Too Tight

 Too Tight

By Peter Galvin, MD

There are two main types of lung disease – obstructive and restrictive. In obstructive disease, the air sacs, or alveoli, in the lungs are destroyed, usually by a toxin inhaled into the lungs, for example cigarette smoke. This causes Chronic Obstructive Pulmonary Disease, better known as COPD or emphysema. A patient with COPD can expand the lungs but doesn’t have enough alveoli for proper gas exchange (oxygen and carbon dioxide), causing low oxygen levels (hypoxia) and shortness of breath (SOB). In restrictive lung disease, the lungs are stiffened and cannot expand sufficiently, usually due to scar tissue from lung inflammation. The alveoli are intact, but the patient cannot inhale enough air for proper gas exchange, causing hypoxia and SOB.

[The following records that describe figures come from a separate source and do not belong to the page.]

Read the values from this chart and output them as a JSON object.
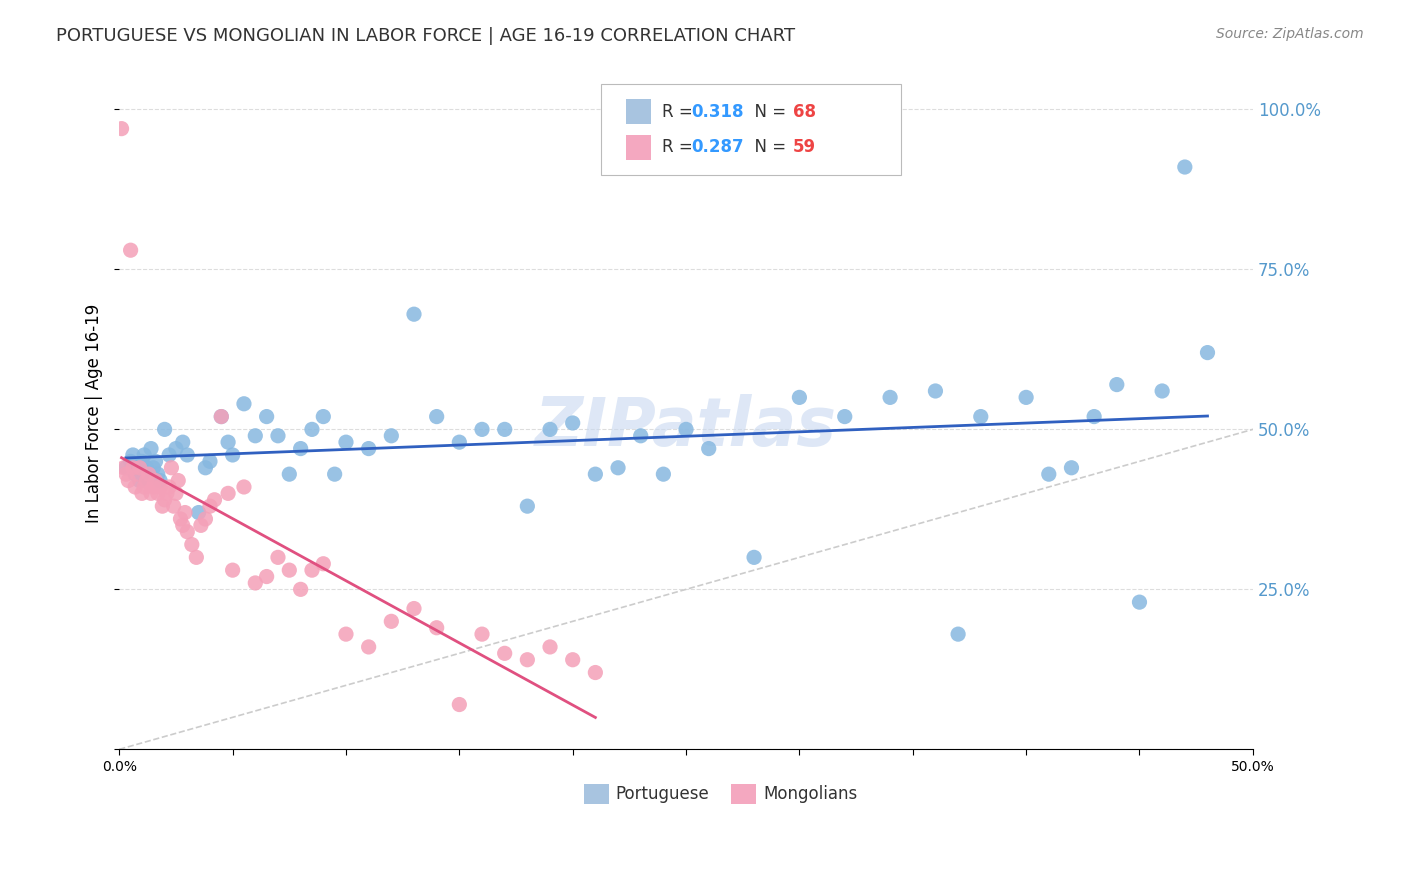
{
  "title": "PORTUGUESE VS MONGOLIAN IN LABOR FORCE | AGE 16-19 CORRELATION CHART",
  "source": "Source: ZipAtlas.com",
  "ylabel": "In Labor Force | Age 16-19",
  "xlim": [
    0.0,
    0.5
  ],
  "ylim": [
    0.0,
    1.05
  ],
  "xticks": [
    0.0,
    0.05,
    0.1,
    0.15,
    0.2,
    0.25,
    0.3,
    0.35,
    0.4,
    0.45,
    0.5
  ],
  "ytick_positions": [
    0.0,
    0.25,
    0.5,
    0.75,
    1.0
  ],
  "ytick_labels": [
    "",
    "25.0%",
    "50.0%",
    "75.0%",
    "100.0%"
  ],
  "legend_box_color_blue": "#a8c4e0",
  "legend_box_color_pink": "#f4a8c0",
  "blue_color": "#87b8e0",
  "pink_color": "#f4a0b8",
  "blue_line_color": "#3060c0",
  "pink_line_color": "#e05080",
  "diagonal_color": "#cccccc",
  "grid_color": "#dddddd",
  "background_color": "#ffffff",
  "watermark": "ZIPatlas",
  "r_blue": "0.318",
  "n_blue": "68",
  "r_pink": "0.287",
  "n_pink": "59",
  "portuguese_x": [
    0.003,
    0.005,
    0.006,
    0.007,
    0.008,
    0.009,
    0.01,
    0.011,
    0.012,
    0.013,
    0.014,
    0.015,
    0.016,
    0.017,
    0.018,
    0.02,
    0.022,
    0.025,
    0.028,
    0.03,
    0.035,
    0.038,
    0.04,
    0.045,
    0.048,
    0.05,
    0.055,
    0.06,
    0.065,
    0.07,
    0.075,
    0.08,
    0.085,
    0.09,
    0.095,
    0.1,
    0.11,
    0.12,
    0.13,
    0.14,
    0.15,
    0.16,
    0.17,
    0.18,
    0.19,
    0.2,
    0.21,
    0.22,
    0.23,
    0.24,
    0.25,
    0.26,
    0.28,
    0.3,
    0.32,
    0.34,
    0.36,
    0.37,
    0.38,
    0.4,
    0.41,
    0.42,
    0.43,
    0.44,
    0.45,
    0.46,
    0.47,
    0.48
  ],
  "portuguese_y": [
    0.44,
    0.45,
    0.46,
    0.43,
    0.44,
    0.42,
    0.45,
    0.46,
    0.44,
    0.43,
    0.47,
    0.44,
    0.45,
    0.43,
    0.42,
    0.5,
    0.46,
    0.47,
    0.48,
    0.46,
    0.37,
    0.44,
    0.45,
    0.52,
    0.48,
    0.46,
    0.54,
    0.49,
    0.52,
    0.49,
    0.43,
    0.47,
    0.5,
    0.52,
    0.43,
    0.48,
    0.47,
    0.49,
    0.68,
    0.52,
    0.48,
    0.5,
    0.5,
    0.38,
    0.5,
    0.51,
    0.43,
    0.44,
    0.49,
    0.43,
    0.5,
    0.47,
    0.3,
    0.55,
    0.52,
    0.55,
    0.56,
    0.18,
    0.52,
    0.55,
    0.43,
    0.44,
    0.52,
    0.57,
    0.23,
    0.56,
    0.91,
    0.62
  ],
  "mongolian_x": [
    0.001,
    0.002,
    0.003,
    0.004,
    0.005,
    0.006,
    0.007,
    0.008,
    0.009,
    0.01,
    0.011,
    0.012,
    0.013,
    0.014,
    0.015,
    0.016,
    0.017,
    0.018,
    0.019,
    0.02,
    0.021,
    0.022,
    0.023,
    0.024,
    0.025,
    0.026,
    0.027,
    0.028,
    0.029,
    0.03,
    0.032,
    0.034,
    0.036,
    0.038,
    0.04,
    0.042,
    0.045,
    0.048,
    0.05,
    0.055,
    0.06,
    0.065,
    0.07,
    0.075,
    0.08,
    0.085,
    0.09,
    0.1,
    0.11,
    0.12,
    0.13,
    0.14,
    0.15,
    0.16,
    0.17,
    0.18,
    0.19,
    0.2,
    0.21
  ],
  "mongolian_y": [
    0.97,
    0.44,
    0.43,
    0.42,
    0.78,
    0.44,
    0.41,
    0.43,
    0.44,
    0.4,
    0.41,
    0.42,
    0.43,
    0.4,
    0.41,
    0.42,
    0.4,
    0.41,
    0.38,
    0.39,
    0.4,
    0.41,
    0.44,
    0.38,
    0.4,
    0.42,
    0.36,
    0.35,
    0.37,
    0.34,
    0.32,
    0.3,
    0.35,
    0.36,
    0.38,
    0.39,
    0.52,
    0.4,
    0.28,
    0.41,
    0.26,
    0.27,
    0.3,
    0.28,
    0.25,
    0.28,
    0.29,
    0.18,
    0.16,
    0.2,
    0.22,
    0.19,
    0.07,
    0.18,
    0.15,
    0.14,
    0.16,
    0.14,
    0.12
  ]
}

Interstitial lung disease (ILD) is a group of conditions that cause inflammation and scarring in the lungs, or restrictive lung disease. Patients with ILD typically have SOB with exertion that often progresses to SOB at rest. About 30% of those with ILD have cough, and some have flare-ups (exacerbations) that cause episodes of rapidly worsening SOB over several days to weeks. The most common type of ILD is idiopathic pulmonary fibrosis (IPF), which, as the name implies, has no known cause. Conditions associated with IPF include connective tissue diseases, such as rheumatoid arthritis or scleroderma; hypersensitivity pneumonitis, caused by environmental exposure to mold, fungus, or birds; medications, such as amiodarone, nitrofurantoin, bleomycin, and certain cancer immunotherapies; and infections, such as Covid-19.

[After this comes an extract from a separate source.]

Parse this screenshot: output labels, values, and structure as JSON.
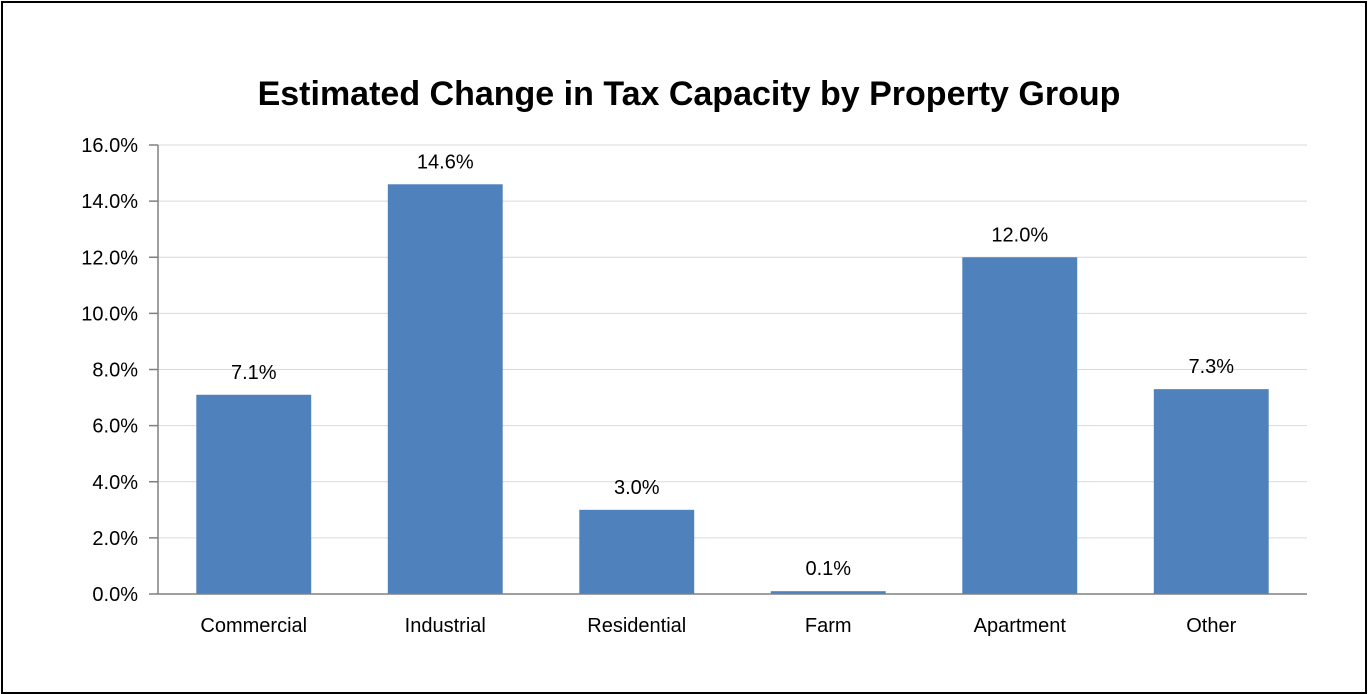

The highest rate of ILD occurs in people aged 80 to 84 years, although the average age at diagnosis is 67 to 72 years. In the U.S., more than 650,000 people have ILD. Overall, ILD is more common in women, but IPF affects men about three times more often. A diagnosis of ILD is usually made based on symptoms, physical examination, and additional testing that typically includes chest CT scanning, pulmonary function testing (PFTs), blood tests to evaluate for inflammation, and sometimes a lung biopsy. Treatment depends on the cause and severity of the illness. Medications known to cause ILD should be discontinued, certain exposures should be avoided (mold, birds [especially pigeons]), and conditions associated with ILD should be treated. First-line treatment for IPF is medication to slow scarring (nintedanib, pirfenidone). Lung transplant may be considered for severe disease, although organ availability is limited, and many patients are excluded due to other medical conditions (diabetes, heart disease) and advanced age.

About 30% to 40% of those with ILD develop progressive scarring, which causes respiratory failure and is associated with an average survival of 2.5 to 3.5 years after diagnosis without lung transplant. Lung transplant can increase average survival time to 5.2 to 6.7 years after transplant. Pulmonary rehabilitation, and 8- to 12-week program of endurance training and education, improves symptoms, quality of life, and walking distance in patients with SOB from ILD. Pneumococcal, Covid-19, RSV, and flu vaccines are recommended, as is supplemental oxygen for those with hypoxia. End-of-life planning and palliative care services are important for those with respiratory failure. For those with severe disease who are not candidates for lung transplantation, mechanical ventilation should be avoided as it is associated with poor outcomes.